Former UCSB professor and Nobel Prize winner John Robert Schrieffer was sentenced to two years in state prison Monday for gross negligence vehicular manslaughter.

On Sept. 24, 2004, Schrieffer was driving in excess of 100 miles per hour when he crashed his Mercedes sports car into a Toyota van on Highway 101 near Santa Maria, killing Renato Catolos and injuring seven others. At the time of the accident, Schrieffer was driving with a suspended Florida license.

Another of the injured victims died two months after the accident and a third is paralyzed for life, said District Attorney Robert Mestman.

Schrieffer was hospitalized Tuesday for unknown causes, defense attorney Roger Lytel said. He said his client, who has diabetes, had difficulty with his breathing on Monday.

“The stress of what occurred has really affected his health,” Lytel said.

Lytel said Schrieffer originally pleaded no contest to the charges on July 25 with substitute Judge Rick Brown in exchange for a plea bargain of eight months in county jail. However, Judge James Herman decided the bargain was inadequate when he returned from his hiatus to preside over the case.

Mestman said he agreed with Herman’s decision.

“With the overcrowding of Santa Barbara County’s jails, Schrieffer might not have served anything close to [the eight months specified in the plea bargain],” Mestman said. “The fact that he is eligible for release in one year helps to guarantee that he will be in custody for a significant period of time.”

Mestman said the testimonies of the deceased’s family members may have influenced Herman’s decision.

“The hearing was very emotional and tearful,” Mestman said. “[The families] were very angry at Mr. Schrieffer for his criminal conduct, and rightly so. The victims were all part of a close-knit Filipino community, and the members of that community have been greatly impacted.”
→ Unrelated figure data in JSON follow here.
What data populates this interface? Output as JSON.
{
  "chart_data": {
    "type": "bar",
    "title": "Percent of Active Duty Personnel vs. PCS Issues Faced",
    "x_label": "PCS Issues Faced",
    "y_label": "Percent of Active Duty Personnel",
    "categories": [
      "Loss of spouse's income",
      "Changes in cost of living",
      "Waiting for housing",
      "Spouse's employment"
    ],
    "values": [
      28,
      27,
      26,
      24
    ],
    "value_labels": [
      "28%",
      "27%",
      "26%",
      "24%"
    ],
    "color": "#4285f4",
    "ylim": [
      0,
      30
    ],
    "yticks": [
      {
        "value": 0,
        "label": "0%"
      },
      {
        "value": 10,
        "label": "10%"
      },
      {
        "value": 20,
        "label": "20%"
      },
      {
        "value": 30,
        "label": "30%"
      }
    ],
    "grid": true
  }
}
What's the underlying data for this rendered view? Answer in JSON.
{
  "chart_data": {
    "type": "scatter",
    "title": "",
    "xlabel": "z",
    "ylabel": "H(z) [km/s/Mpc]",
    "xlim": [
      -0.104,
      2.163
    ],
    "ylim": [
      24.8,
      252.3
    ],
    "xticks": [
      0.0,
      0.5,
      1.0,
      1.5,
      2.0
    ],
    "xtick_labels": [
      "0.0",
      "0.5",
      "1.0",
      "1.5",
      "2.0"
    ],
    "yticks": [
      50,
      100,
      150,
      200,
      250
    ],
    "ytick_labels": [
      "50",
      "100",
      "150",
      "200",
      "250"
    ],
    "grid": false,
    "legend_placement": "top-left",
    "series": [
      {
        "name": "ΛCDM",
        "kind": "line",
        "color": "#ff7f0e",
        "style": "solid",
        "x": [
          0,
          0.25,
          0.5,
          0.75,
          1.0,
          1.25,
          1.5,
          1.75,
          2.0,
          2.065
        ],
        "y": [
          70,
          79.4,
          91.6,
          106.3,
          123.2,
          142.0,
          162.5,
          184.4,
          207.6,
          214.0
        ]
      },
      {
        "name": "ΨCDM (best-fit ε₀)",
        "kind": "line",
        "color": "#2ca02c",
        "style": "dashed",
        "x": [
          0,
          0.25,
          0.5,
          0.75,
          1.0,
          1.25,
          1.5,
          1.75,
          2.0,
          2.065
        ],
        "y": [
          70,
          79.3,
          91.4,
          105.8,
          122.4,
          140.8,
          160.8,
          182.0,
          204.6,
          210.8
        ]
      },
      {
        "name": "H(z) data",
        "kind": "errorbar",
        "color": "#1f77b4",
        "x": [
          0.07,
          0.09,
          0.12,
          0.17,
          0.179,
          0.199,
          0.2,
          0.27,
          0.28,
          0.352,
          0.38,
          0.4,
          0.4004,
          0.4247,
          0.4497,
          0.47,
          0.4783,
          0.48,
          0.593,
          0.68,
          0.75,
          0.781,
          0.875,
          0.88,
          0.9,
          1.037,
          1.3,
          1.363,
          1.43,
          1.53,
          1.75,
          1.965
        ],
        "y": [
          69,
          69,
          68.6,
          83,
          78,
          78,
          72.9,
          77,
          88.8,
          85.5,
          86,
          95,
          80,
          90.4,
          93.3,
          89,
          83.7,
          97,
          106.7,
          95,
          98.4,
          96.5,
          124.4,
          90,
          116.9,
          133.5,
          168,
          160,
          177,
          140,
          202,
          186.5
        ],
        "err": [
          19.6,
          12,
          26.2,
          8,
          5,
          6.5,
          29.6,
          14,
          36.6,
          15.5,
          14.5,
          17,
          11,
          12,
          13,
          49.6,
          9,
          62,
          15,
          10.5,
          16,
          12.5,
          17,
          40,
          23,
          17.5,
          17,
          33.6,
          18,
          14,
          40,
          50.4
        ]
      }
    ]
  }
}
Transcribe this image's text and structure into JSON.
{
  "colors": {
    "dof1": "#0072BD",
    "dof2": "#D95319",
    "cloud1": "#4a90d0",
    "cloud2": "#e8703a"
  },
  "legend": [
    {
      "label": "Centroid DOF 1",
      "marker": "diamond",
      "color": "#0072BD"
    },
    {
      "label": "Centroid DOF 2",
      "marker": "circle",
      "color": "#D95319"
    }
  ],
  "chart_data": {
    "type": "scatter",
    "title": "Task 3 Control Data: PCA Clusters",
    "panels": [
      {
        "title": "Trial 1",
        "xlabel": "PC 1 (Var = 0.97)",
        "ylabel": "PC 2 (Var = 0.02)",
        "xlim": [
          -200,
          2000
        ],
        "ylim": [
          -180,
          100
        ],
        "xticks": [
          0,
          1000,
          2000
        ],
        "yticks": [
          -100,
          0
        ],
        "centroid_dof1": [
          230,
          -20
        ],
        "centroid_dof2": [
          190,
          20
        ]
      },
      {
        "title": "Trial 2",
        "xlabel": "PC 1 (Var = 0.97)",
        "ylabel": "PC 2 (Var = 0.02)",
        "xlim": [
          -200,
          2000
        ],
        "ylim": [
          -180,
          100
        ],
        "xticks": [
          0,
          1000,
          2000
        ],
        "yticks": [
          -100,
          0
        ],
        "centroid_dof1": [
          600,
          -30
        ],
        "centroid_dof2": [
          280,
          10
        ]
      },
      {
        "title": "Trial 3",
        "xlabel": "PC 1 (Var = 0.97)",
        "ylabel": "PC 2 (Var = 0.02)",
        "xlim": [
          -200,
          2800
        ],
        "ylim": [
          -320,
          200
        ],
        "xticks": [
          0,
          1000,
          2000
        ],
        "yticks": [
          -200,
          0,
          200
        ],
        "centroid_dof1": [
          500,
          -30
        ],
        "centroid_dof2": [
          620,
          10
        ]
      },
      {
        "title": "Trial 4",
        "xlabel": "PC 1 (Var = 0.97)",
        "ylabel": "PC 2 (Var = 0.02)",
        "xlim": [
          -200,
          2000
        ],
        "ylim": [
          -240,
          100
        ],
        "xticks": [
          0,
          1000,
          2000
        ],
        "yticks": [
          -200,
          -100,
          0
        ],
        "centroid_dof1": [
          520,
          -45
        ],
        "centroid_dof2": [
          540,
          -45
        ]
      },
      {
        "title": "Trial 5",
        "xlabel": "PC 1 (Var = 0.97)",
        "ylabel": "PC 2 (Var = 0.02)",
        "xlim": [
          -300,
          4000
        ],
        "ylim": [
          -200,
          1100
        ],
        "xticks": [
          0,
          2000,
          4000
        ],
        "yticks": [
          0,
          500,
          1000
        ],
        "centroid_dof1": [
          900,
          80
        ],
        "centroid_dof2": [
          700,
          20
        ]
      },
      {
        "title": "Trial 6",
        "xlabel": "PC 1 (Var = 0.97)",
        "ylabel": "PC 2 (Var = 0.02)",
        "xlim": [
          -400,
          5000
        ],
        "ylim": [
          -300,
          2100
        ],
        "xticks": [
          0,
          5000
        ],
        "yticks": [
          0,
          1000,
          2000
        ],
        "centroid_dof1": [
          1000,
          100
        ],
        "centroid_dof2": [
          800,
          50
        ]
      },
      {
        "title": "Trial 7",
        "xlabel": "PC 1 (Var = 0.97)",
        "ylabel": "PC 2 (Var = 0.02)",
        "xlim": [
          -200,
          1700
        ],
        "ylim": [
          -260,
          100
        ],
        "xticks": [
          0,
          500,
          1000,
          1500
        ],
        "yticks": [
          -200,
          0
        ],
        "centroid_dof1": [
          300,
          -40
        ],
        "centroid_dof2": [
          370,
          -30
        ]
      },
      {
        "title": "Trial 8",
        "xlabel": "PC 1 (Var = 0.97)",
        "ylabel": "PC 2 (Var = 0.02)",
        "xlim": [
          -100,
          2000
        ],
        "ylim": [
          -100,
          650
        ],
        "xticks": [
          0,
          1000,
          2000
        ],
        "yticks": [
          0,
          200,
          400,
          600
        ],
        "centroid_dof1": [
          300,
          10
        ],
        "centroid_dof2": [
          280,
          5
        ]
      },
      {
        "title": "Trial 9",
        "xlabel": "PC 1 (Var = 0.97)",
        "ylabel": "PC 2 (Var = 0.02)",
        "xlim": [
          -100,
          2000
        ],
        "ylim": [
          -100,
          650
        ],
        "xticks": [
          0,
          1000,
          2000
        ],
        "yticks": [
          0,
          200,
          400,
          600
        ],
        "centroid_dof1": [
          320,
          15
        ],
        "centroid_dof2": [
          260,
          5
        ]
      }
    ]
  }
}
According to a California Highway Patrol report, Schrieffer fabricated a story on the scene of the accident about being clipped by a truck and denied responsibility for the crash. Mestman said Schrieffer’s falsified account of the incident justified the harsher sentence.

“I think the sentence is appropriate, given the nature of the offense,” Mestman said. “He fabricated a story on the scene and had nine prior speeding tickets. He should not have been driving in the first place.”

Lytel said Schrieffer thinks he fell asleep at the wheel, causing him to accidentally press the accelerator. Schrieffer broke both of his kneecaps during the September crash, Lytel said.

The Nobel Prize website said Schrieffer received the Nobel Prize in Physics in 1972 for his work on the theory of superconductivity. In his Nobel Prize lecture, Schrieffer described superconductivity as a phenomenon wherein electricity flows through alloys with almost no resistance at temperatures near absolute zero.

Schrieffer began his career at UCSB as a professor in 1980 and rose to the position of chancellor professor in 1984. He served as the director of the Institute for Theoretical Physics in Santa Barbara from 1984 to 1989 and left UCSB in 1992 to become the chief scientist of the National High Magnetic Field Laboratory in Tallahassee at Florida State University.